I've never cooked duck, only seen it done on TV. They score, then brown the skin side and render the fat in a hot skillet before putting it in the oven. Would that solve the spatter problem?
could you cook the duck in an oven bag, like turkey?
I've had only had duck a couple of times. Peking duck was good, but the high-end restaurant (Sam Choy?) didn't render the fat and it was kind of disgusting.
I've never cooked duck, only seen it done on TV. They score, then brown the skin side and render the fat in a hot skillet before putting it in the oven. Would that solve the spatter problem?
could you cook the duck in an oven bag, like turkey?
Scoring and searing would definitely help, but I don't think I'd be searing a whole duck on my stovetop; fat will spread to the walls, counter tops, cabinets, etc
Oven bag - no I wouldn't think that would work unless you want the duck to cook in its own grease. (But I hate those oven bags - no crispy skin.)
If I had to use my oven, I'd follow this method (Serious Eats also recommends the price and blanch technique. )
We're having duck for New Year's Day. Spousal Unit plans to cook it in either our Big Green Egg or maybe smoke it. He hasn't decided yet. Either way, it comes out just lovely.

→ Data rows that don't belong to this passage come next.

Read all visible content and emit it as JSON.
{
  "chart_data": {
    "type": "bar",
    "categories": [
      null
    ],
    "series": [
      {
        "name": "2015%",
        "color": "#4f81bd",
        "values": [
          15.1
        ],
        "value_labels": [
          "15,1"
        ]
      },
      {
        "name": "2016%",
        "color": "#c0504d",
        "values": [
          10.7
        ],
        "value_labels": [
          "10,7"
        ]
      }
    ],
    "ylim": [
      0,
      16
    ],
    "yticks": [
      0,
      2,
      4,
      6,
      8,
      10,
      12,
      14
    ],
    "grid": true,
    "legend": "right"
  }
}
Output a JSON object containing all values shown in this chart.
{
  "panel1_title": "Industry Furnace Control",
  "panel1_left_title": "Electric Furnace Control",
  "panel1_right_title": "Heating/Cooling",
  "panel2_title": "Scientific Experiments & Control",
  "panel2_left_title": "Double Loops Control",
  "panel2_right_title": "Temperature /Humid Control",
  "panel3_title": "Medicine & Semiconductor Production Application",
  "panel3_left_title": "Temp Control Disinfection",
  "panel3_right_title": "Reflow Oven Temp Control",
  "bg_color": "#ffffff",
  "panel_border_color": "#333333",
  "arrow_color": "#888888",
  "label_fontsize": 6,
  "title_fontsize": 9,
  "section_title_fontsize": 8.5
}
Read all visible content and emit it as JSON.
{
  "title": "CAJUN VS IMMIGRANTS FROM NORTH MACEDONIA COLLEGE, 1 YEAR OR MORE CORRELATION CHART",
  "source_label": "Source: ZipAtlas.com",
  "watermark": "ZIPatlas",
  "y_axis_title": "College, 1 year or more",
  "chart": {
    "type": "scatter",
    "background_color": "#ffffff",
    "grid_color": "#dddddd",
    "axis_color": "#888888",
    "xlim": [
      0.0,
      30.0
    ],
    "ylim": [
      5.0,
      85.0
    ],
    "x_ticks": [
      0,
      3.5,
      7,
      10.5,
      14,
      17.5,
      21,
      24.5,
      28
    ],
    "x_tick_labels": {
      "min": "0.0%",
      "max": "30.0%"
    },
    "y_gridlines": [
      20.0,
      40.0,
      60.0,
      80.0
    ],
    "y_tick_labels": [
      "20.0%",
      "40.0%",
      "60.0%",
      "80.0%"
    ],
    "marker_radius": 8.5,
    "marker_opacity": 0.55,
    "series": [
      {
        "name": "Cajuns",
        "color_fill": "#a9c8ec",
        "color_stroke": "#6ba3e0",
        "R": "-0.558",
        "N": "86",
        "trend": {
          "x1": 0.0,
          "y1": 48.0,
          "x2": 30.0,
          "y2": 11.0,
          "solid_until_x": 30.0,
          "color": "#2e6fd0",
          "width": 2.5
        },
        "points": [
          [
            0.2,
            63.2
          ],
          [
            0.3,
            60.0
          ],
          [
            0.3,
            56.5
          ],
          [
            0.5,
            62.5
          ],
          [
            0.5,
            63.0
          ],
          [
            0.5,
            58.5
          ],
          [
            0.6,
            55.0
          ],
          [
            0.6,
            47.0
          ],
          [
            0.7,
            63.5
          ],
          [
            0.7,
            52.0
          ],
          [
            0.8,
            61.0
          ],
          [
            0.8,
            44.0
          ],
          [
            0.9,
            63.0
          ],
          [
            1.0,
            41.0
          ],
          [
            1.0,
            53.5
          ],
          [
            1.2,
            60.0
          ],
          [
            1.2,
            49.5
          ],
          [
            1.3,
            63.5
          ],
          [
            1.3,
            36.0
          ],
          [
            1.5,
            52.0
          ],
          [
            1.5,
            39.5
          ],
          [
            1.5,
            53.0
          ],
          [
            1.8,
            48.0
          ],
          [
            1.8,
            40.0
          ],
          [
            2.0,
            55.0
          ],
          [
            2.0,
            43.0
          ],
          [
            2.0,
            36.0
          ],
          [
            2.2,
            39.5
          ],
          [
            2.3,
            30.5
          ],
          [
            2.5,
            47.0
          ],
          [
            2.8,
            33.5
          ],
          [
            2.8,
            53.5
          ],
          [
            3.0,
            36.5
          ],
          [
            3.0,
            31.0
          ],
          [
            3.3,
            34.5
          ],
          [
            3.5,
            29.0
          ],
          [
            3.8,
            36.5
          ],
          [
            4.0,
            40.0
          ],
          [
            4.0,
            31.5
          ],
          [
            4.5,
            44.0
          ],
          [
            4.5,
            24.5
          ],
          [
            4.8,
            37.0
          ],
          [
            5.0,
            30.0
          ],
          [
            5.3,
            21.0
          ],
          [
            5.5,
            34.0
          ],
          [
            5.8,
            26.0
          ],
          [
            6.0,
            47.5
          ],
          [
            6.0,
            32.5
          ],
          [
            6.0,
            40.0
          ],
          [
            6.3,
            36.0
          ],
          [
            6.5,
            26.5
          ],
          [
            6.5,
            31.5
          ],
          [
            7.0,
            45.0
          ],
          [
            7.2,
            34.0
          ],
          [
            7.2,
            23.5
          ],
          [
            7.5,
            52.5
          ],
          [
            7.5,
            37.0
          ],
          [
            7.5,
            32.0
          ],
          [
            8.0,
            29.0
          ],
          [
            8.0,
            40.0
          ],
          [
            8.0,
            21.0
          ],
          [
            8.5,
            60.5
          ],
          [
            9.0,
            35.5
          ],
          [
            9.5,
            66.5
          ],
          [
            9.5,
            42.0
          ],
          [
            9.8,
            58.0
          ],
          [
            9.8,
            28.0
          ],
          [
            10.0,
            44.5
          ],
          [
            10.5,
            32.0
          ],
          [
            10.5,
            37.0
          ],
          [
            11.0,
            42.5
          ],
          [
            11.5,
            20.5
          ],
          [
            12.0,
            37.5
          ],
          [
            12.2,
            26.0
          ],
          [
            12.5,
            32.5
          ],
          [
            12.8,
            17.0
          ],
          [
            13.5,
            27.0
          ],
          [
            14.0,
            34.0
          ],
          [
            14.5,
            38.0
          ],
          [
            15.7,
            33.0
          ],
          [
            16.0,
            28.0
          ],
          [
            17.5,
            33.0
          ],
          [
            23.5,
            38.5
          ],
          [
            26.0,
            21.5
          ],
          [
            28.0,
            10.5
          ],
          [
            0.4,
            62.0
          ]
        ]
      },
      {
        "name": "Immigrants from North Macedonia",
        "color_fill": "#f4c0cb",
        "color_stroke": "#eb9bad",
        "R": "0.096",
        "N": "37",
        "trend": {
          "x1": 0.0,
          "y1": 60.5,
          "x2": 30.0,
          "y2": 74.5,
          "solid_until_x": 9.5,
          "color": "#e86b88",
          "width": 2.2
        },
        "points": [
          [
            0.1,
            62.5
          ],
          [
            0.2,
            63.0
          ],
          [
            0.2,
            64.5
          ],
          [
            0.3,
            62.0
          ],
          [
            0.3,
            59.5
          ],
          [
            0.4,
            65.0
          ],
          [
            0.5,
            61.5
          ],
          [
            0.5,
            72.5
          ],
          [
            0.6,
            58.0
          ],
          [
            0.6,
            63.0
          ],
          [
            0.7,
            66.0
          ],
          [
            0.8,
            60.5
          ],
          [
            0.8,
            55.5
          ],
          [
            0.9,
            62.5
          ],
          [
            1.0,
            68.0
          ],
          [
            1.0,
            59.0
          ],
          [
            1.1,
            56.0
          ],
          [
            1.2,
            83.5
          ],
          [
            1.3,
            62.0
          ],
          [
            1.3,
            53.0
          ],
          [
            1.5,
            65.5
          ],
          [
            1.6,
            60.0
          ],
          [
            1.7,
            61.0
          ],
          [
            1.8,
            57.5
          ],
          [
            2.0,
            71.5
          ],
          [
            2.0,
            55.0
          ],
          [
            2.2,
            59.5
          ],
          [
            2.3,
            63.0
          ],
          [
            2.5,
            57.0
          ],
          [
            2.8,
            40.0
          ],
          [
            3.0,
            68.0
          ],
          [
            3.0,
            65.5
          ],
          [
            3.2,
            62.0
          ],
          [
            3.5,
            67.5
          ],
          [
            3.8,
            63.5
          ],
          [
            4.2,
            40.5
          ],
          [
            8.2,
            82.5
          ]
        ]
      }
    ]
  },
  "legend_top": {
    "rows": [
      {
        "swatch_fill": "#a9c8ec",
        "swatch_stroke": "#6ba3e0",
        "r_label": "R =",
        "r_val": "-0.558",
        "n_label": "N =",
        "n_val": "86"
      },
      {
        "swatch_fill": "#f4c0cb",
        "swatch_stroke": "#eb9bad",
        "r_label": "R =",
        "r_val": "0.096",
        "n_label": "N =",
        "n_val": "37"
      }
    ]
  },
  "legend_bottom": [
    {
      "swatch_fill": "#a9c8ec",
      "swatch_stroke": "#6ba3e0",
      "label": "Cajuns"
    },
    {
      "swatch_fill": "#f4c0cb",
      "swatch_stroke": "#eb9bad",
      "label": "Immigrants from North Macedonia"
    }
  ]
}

Put it in a covered roasting pan, keep it covered until almost done then with the cover off, turn on the broiler to crisp up that duck and pretend it's a chicken. I'd suggest sucking up some grease with a turkey baster. just don't squirt that hot grease into any tupperware, use a 4 cup glass measuring cup and when it cools, filter it through cheesecloth and fry things in it.
Put it in a covered roasting pan, keep it covered until almost done then with the cover off, turn on the broiler to crisp up that duck and pretend it's a chicken. I'd suggest sucking up some grease with a turkey baster. just don't squirt that hot grease into any tupperware, use a 4 cup glass measuring cup and when it cools, filter it through cheesecloth and fry things in it.
Whatever you fry in duck fat will be delicious.
I just fried potatoes in some duck fat the other night. I always put it in the freezer after roasting a duck and have some fun with it later.